Morale chrétienne 23 (Laf. 374, Sel. 406). Si les pieds et les mains avaient une volonté particulière, jamais ils ne seraient dans leur ordre qu’en soumettant cette volonté particulière à la volonté première qui gouverne le corps entier. Hors de là ils sont dans le désordre et dans le malheur ; mais en ne voulant que le bien du corps, ils font leur propre bien.
Preuves par discours I (Laf. 421, Sel. 680). Il est faux que nous soyons dignes que les autres nous aiment. Il est injuste que nous le voulions. Si nous naissions raisonnables et indifférents, et connaissant nous et les autres nous ne donnerions point cette inclination à notre volonté. Nous naissons pourtant avec elle, nous naissons donc injustes.
Car tout tend à soi : cela est contre tout ordre.
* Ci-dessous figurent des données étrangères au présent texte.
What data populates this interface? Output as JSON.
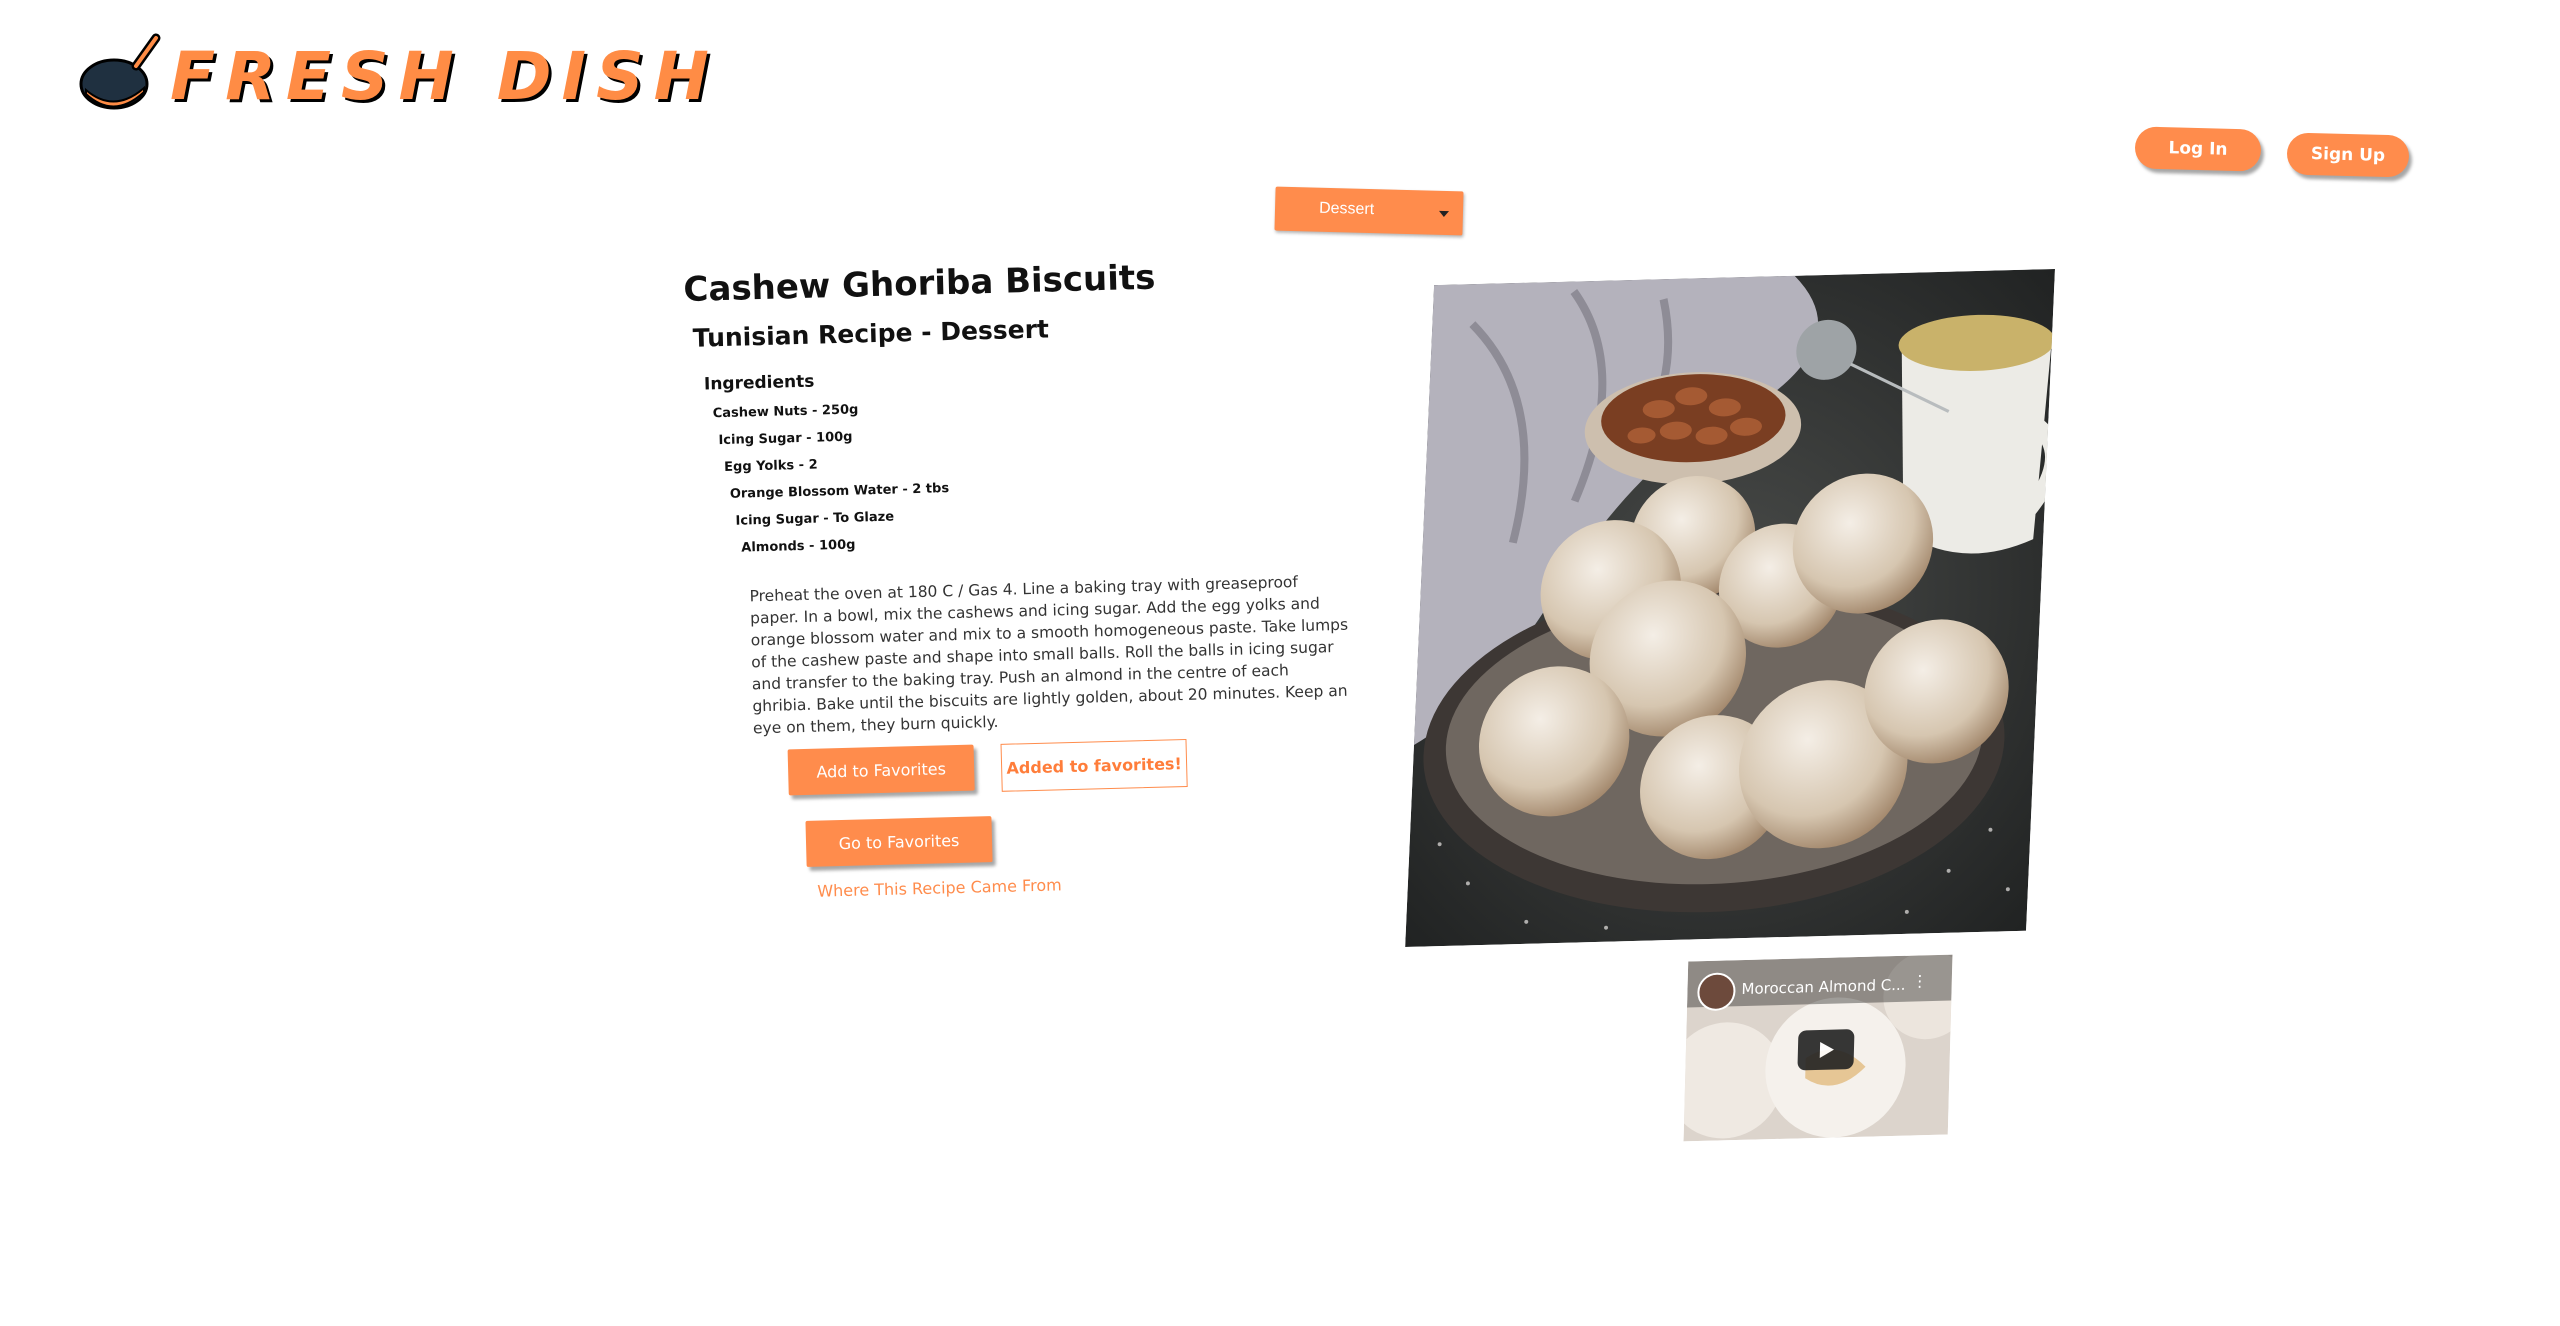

Il faut tendre au général, et la pente vers soi est le commencement de tout désordre, en guerre, en police, en économie, dans le corps particulier de l’homme.
La volonté est donc dépravée. Si les membres des communautés naturelles et civiles tendent au bien du corps, les communautés elles-mêmes doivent tendre à un autre corps plus général dont elles sont membres. L’on doit donc tendre au général. Nous naissons donc injustes et dépravés.
Mots-clés : Bonheur – Corps – Membre – Volonté (voir Vouloir).